By Haris Anwar and Farhan Sharif - Apr 21, 2012 4:21 AM GMT+0700

Investigators recovered the flight data recorder of a Bhoja Air jet that crashed yesterday near Islamabad, Pakistan, and killed 127 people in the nation’s worst such accident in almost two years.

The disaster occurred as the twin-engine Boeing Co. 737-200 carrying 118 passengers and 9 crew members was on approach to land at the Pakistani capital on a flight from Karachi, Pakistan, said Salman Tahir, a Bhoja Air spokesman.

Pakistani rescue workers search through debris in Hussain Abad after the crash of a Bhoja Air Boeing 737 plane in the outskirts of Islamabad on April 20, 2012. Photographer: Farooq Naeem/AFP/Getty Images

The jet went down during thunderstorms, and air traffic controllers lost contact about 6:40 p.m. local time, according to GEO TV, which also reported on the retrieval of the so-called black box. The recorder logs data such as speed and engine performance that will offer clues to the cause of the crash.

Pakistan’s President Asif Ali Zardari ordered a probe into the accident, while Chicago-based Boeing said it was prepared to send technical experts to assist and the U.S. National Transportation Safety Board said it was in touch with Pakistan officials to offer support.
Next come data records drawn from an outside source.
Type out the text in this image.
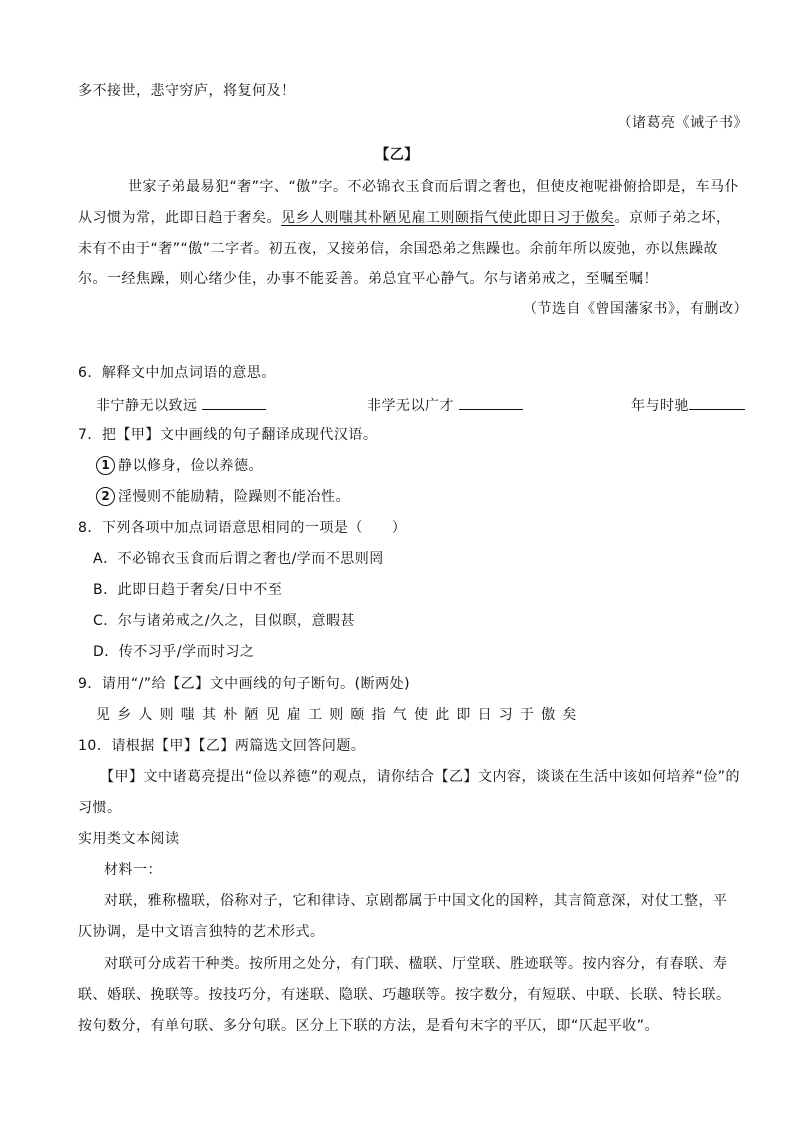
多不接世，悲守穷庐，将复何及！
（诸葛亮《诫子书》
【乙】
世家子弟最易犯“奢”字、“傲”字。不必锦衣玉食而后谓之奢也，但使皮袍呢褂俯拾即是，车马仆
从习惯为常，此即日趋于奢矣。见乡人则嗤其朴陋见雇工则颐指气使此即日习于傲矣。京师子弟之坏，
未有不由于“奢”“傲”二字者。初五夜，又接弟信，余国恐弟之焦躁也。余前年所以废弛，亦以焦躁故
尔。一经焦躁，则心绪少佳，办事不能妥善。弟总宜平心静气。尔与诸弟戒之，至嘱至嘱！
（节选自《曾国藩家书》，有删改）
6．解释文中加点词语的意思。
非宁静无以致远	非学无以广才	年与时驰
7．把【甲】文中画线的句子翻译成现代汉语。
1 静以修身，俭以养德。
2 淫慢则不能励精，险躁则不能冶性。
8．下列各项中加点词语意思相同的一项是（　　）
A．不必锦衣玉食而后谓之奢也/学而不思则罔
B．此即日趋于奢矣/日中不至
C．尔与诸弟戒之/久之，目似瞑，意暇甚
D．传不习乎/学而时习之
9．请用“/”给【乙】文中画线的句子断句。(断两处)
见乡人则嗤其朴陋见雇工则颐指气使此即日习于傲矣
10．请根据【甲】【乙】两篇选文回答问题。
【甲】文中诸葛亮提出“俭以养德”的观点，请你结合【乙】文内容，谈谈在生活中该如何培养“俭”的
习惯。
实用类文本阅读
材料一：
对联，雅称楹联，俗称对子，它和律诗、京剧都属于中国文化的国粹，其言简意深，对仗工整，平
仄协调，是中文语言独特的艺术形式。
对联可分成若干种类。按所用之处分，有门联、楹联、厅堂联、胜迹联等。按内容分，有春联、寿
联、婚联、挽联等。按技巧分，有迷联、隐联、巧趣联等。按字数分，有短联、中联、长联、特长联。
按句数分，有单句联、多分句联。区分上下联的方法，是看句末字的平仄，即“仄起平收”。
One eyewitness said the plane was on fire in midair before the crash, GEO TV reported. Parts of the fuselage, a door and at least one body of a woman facedown and dressed in a full-body veil were shown in footage aired by CNN.

It was Pakistan’s worst air crash since July 2010, when an Airbus SAS jetliner slammed into a rain-soaked hillside at Islamabad, killing all 152 people onboard in the nation’s deadliest air disaster. Two other accidents in the same year killed 33 more, according to AviationSafety Network’s website.

Pakistan has a category 1 safety rating from the U.S. Federal Aviation Administration, which means it meets international standards.

Last Delivery 1988

The 737-200 that crashed was at least 24 years old, because Boeing’s last delivery of that model was in 1988, according to the Chicago-based planemaker’s website. Tahir, the spokesman, didn’t immediately have the age of the jet.

The accident left closely held Bhoja Air with three aircraft: two 737-200s and one 737-400, Tahir said. Boeing stopped making the 737-400 in 2000.

Bhoja Air, based in Karachi, started operations in November 1993 by leasing a Boeing 737-200 and connecting Pakistani cities including Lahore and Quetta, according to the airline’s website. The carrier shut down in 2000 because of financial difficulties and restarted operations last month, Tahir said. Bhoja Air is the second-biggest private carrier in the country.

The U.S. NTSB is gathering information about the accident and “opening up a channel of communication with the folks in Pakistan,” said Peter Knudson, a spokesman for the agency in Washington. The NTSB didn’t yet know its level of involvement, Knudson said yesterday.

Boeing said the dispatching of technical specialists to a crash investigation is a common practice with incidents involving a plane it made. The 737 is the world’s most widely flown jetliner.